I would like to delete some of the entries in my dataframe and impute them by using the remaining information by means of aregImpute function. However, when I randomly delete 25% of the data in some of the columns, some columns are left with only one single value (i.e. they are each equal to a constant number n). Then I get the following error:

Error in aregImpute(fmla, data = df_pmm_imp, n.impute = 5, nk = 0) : 
  X01154H.exp is constant

Here is a reproducible example:

df = data.frame(replicate(10,sample(0:100,1000,rep=TRUE)))
df[,10]= 0
smp_size = floor(0.25 * nrow(df))    
set.seed(123)
missing_ind = sample(seq_len(nrow(df)), size = smp_size)
df_pmm_imp[missing_ind,c(6:10)] = NA
fmla = as.formula(paste(" ~ ", paste(names(df), collapse=" +")))
impute_arg = aregImpute(fmla , data = df, n.impute=5, nk=0)

# Error in aregImpute(fmla, data = df, n.impute = 5, nk = 0) : 
          X10 is constant

Is there a way to fix this problem? I understand that a constant column does not provide much information, so it might be leading to problems. However, i don't think it should prevent the whole imputation. For instance, a better practice that comes to my mind would be to assign that constant value to all of the missing variables in the column.

Thanks in advance.

  • You can delete the variable and then perform the imputation. It will work then ;) You can add it back to the data.frame in the end if you want. But what would you want with a constant variable anyway...? – Steffen Moritz Jan 20 '19 at 02:56
  • Among the many columns with missing values that I want to impute, some have only constant non-missing values. The most straightforward approach is to impute these columns with their unique observed value and proceed with this data for the rest of the imputation. However, I was hoping to find a way to do this within the function, without me having the determine those columns and fill them before feeding the data to aregImpute(). – Elif Cansu Akoğuz Jan 20 '19 at 10:52
  • This is what I am trying to do now but i keep getting errors.
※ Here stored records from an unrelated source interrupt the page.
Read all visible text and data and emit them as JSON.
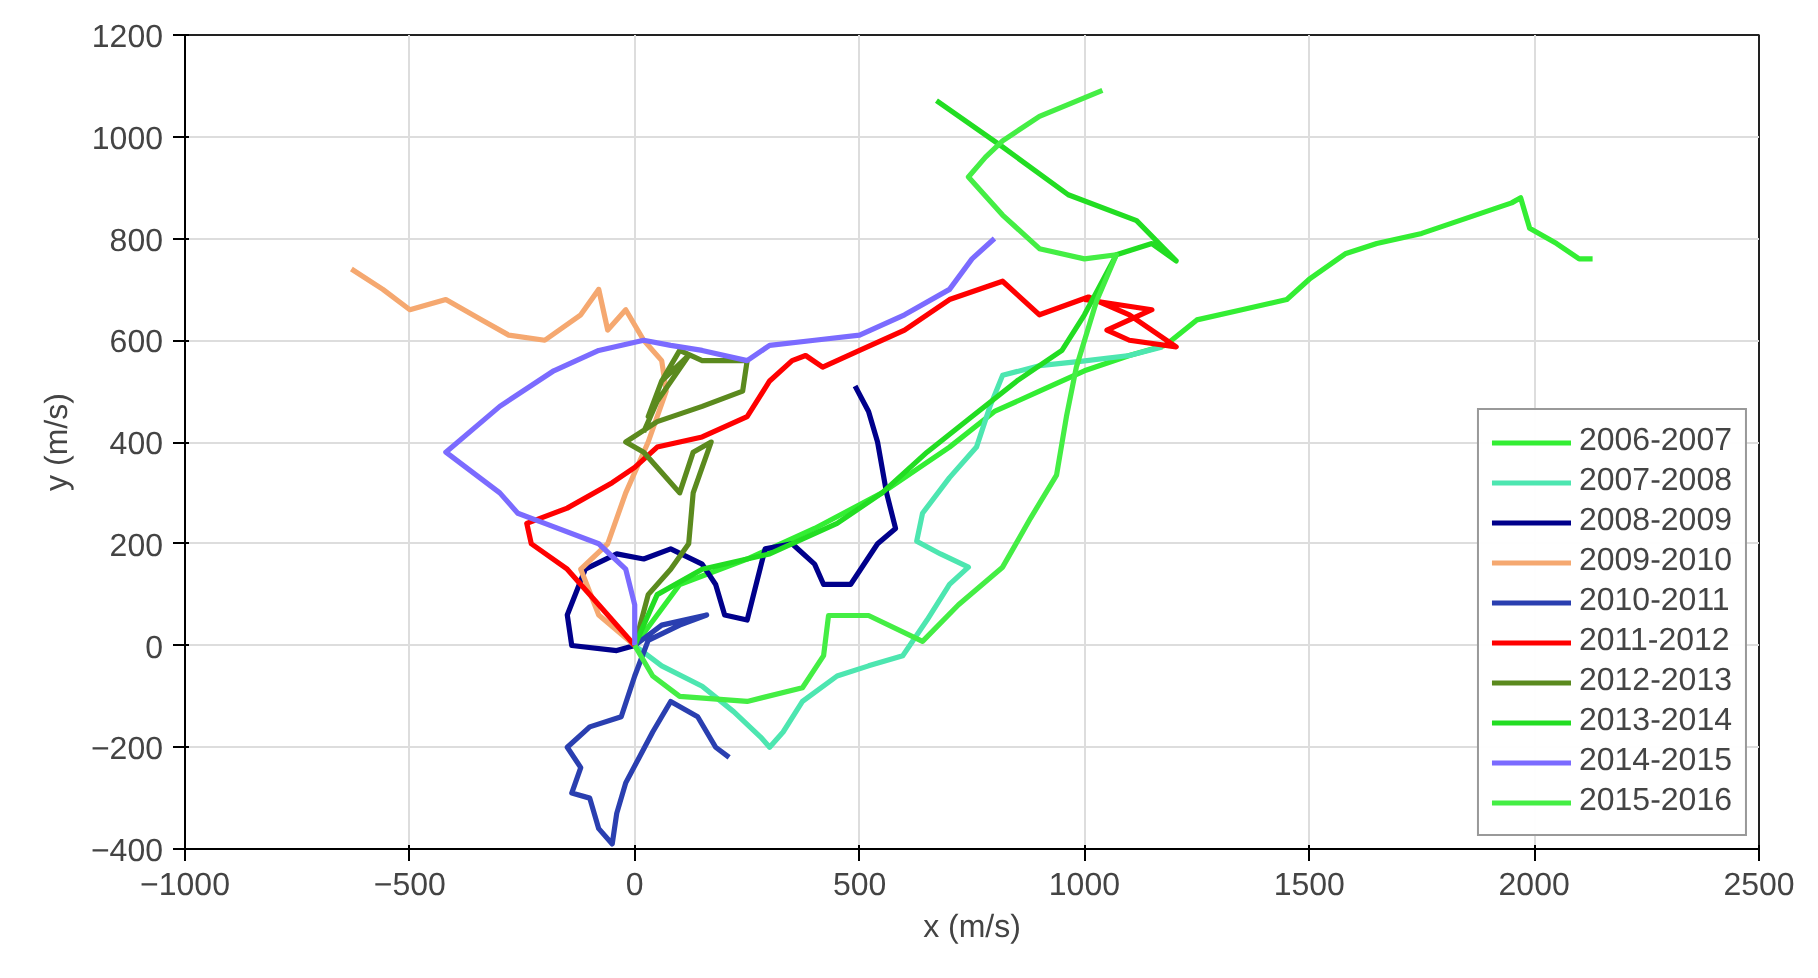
{
  "chart_data": {
    "type": "line",
    "xlabel": "x (m/s)",
    "ylabel": "y (m/s)",
    "xlim": [
      -1000,
      2500
    ],
    "ylim": [
      -400,
      1200
    ],
    "xticks": [
      -1000,
      -500,
      0,
      500,
      1000,
      1500,
      2000,
      2500
    ],
    "yticks": [
      -400,
      -200,
      0,
      200,
      400,
      600,
      800,
      1000,
      1200
    ],
    "grid": true,
    "legend": "bottom right",
    "marker": "none",
    "line_style": "solid",
    "series": [
      {
        "name": "2006-2007",
        "color": "#33ee33",
        "x": [
          0,
          100,
          250,
          400,
          550,
          700,
          800,
          900,
          1000,
          1100,
          1180,
          1250,
          1350,
          1450,
          1500,
          1580,
          1650,
          1750,
          1850,
          1950,
          1970,
          1990,
          2050,
          2100,
          2130
        ],
        "values": [
          0,
          120,
          170,
          230,
          300,
          390,
          460,
          500,
          540,
          570,
          590,
          640,
          660,
          680,
          720,
          770,
          790,
          810,
          840,
          870,
          880,
          820,
          790,
          760,
          760
        ]
      },
      {
        "name": "2007-2008",
        "color": "#4de6b0",
        "x": [
          0,
          60,
          150,
          220,
          280,
          300,
          330,
          373,
          450,
          520,
          596,
          650,
          700,
          742,
          680,
          627,
          640,
          700,
          760,
          790,
          818,
          900,
          996,
          1100,
          1173
        ],
        "values": [
          0,
          -40,
          -80,
          -130,
          -180,
          -200,
          -170,
          -110,
          -60,
          -40,
          -20,
          50,
          120,
          154,
          180,
          205,
          260,
          330,
          390,
          470,
          531,
          550,
          559,
          570,
          587
        ]
      },
      {
        "name": "2008-2009",
        "color": "#00008b",
        "x": [
          0,
          -40,
          -140,
          -150,
          -110,
          -40,
          20,
          80,
          150,
          180,
          200,
          250,
          270,
          290,
          350,
          400,
          420,
          480,
          540,
          580,
          560,
          540,
          520,
          490
        ],
        "values": [
          0,
          -10,
          0,
          60,
          150,
          180,
          170,
          190,
          160,
          120,
          60,
          50,
          120,
          190,
          200,
          160,
          120,
          120,
          200,
          230,
          300,
          400,
          460,
          510
        ]
      },
      {
        "name": "2009-2010",
        "color": "#f5a870",
        "x": [
          0,
          -80,
          -120,
          -60,
          -20,
          30,
          70,
          60,
          20,
          -20,
          -60,
          -80,
          -120,
          -200,
          -280,
          -340,
          -420,
          -500,
          -560,
          -630
        ],
        "values": [
          0,
          60,
          150,
          200,
          300,
          400,
          500,
          560,
          600,
          660,
          620,
          700,
          650,
          600,
          610,
          640,
          680,
          660,
          700,
          740
        ]
      },
      {
        "name": "2010-2011",
        "color": "#2a3fb0",
        "x": [
          0,
          60,
          160,
          100,
          30,
          0,
          -30,
          -100,
          -150,
          -120,
          -140,
          -100,
          -80,
          -50,
          -40,
          -20,
          10,
          40,
          80,
          140,
          180,
          210
        ],
        "values": [
          0,
          40,
          60,
          40,
          10,
          -60,
          -140,
          -160,
          -200,
          -240,
          -290,
          -300,
          -360,
          -390,
          -330,
          -270,
          -220,
          -170,
          -110,
          -140,
          -200,
          -220
        ]
      },
      {
        "name": "2011-2012",
        "color": "#ff0000",
        "x": [
          0,
          -80,
          -150,
          -230,
          -240,
          -150,
          -50,
          0,
          50,
          150,
          250,
          300,
          350,
          380,
          418,
          500,
          600,
          700,
          818,
          900,
          1009,
          1100,
          1204,
          1100,
          1050,
          1150,
          1000
        ],
        "values": [
          0,
          80,
          150,
          200,
          240,
          270,
          320,
          350,
          390,
          410,
          450,
          520,
          560,
          570,
          547,
          580,
          620,
          680,
          716,
          650,
          685,
          650,
          587,
          600,
          620,
          660,
          680
        ]
      },
      {
        "name": "2012-2013",
        "color": "#5b8a1e",
        "x": [
          0,
          30,
          80,
          120,
          130,
          150,
          170,
          130,
          100,
          60,
          20,
          -20,
          50,
          150,
          240,
          250,
          150,
          100,
          60,
          30,
          60,
          120,
          50,
          20
        ],
        "values": [
          0,
          100,
          150,
          200,
          300,
          350,
          400,
          380,
          300,
          340,
          380,
          400,
          440,
          470,
          500,
          560,
          560,
          580,
          520,
          450,
          520,
          570,
          480,
          420
        ]
      },
      {
        "name": "2013-2014",
        "color": "#22dd22",
        "x": [
          0,
          50,
          150,
          300,
          450,
          550,
          650,
          750,
          850,
          950,
          1000,
          1030,
          1071,
          1150,
          1204,
          1116,
          964,
          818,
          671
        ],
        "values": [
          0,
          100,
          150,
          180,
          240,
          300,
          380,
          450,
          520,
          580,
          650,
          700,
          768,
          790,
          756,
          835,
          886,
          980,
          1071
        ]
      },
      {
        "name": "2014-2015",
        "color": "#7b6bff",
        "x": [
          0,
          0,
          -20,
          -80,
          -200,
          -260,
          -300,
          -420,
          -300,
          -180,
          -80,
          20,
          80,
          150,
          250,
          300,
          400,
          500,
          600,
          700,
          750,
          800
        ],
        "values": [
          0,
          80,
          150,
          200,
          240,
          260,
          300,
          380,
          470,
          540,
          580,
          600,
          590,
          580,
          560,
          590,
          600,
          610,
          650,
          700,
          760,
          800
        ]
      },
      {
        "name": "2015-2016",
        "color": "#44ee44",
        "x": [
          0,
          40,
          100,
          250,
          373,
          420,
          431,
          520,
          640,
          720,
          818,
          880,
          938,
          960,
          982,
          1027,
          1071,
          1000,
          900,
          818,
          742,
          780,
          818,
          900,
          1040
        ],
        "values": [
          0,
          -60,
          -100,
          -110,
          -83,
          -20,
          59,
          59,
          8,
          80,
          154,
          250,
          335,
          450,
          547,
          677,
          768,
          760,
          780,
          846,
          921,
          960,
          992,
          1040,
          1091
        ]
      }
    ]
  }
}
I tried these codes: `df = df %>% map_if(is_unique(.), ~ rep(unique(na.omit(.)), length(.))) df = df %>% map_if(is_unique(.), ~ unique(na.omit(.))) df = df %>% mutate_if(is_unique(.), ~ unique(na.omit(.))) ` I keep getting this error: `Error in probe(.x, .p) : length(.p) == length(.x) is not TRUE` – Elif Cansu Akoğuz Jan 20 '19 at 10:53

0 Answers0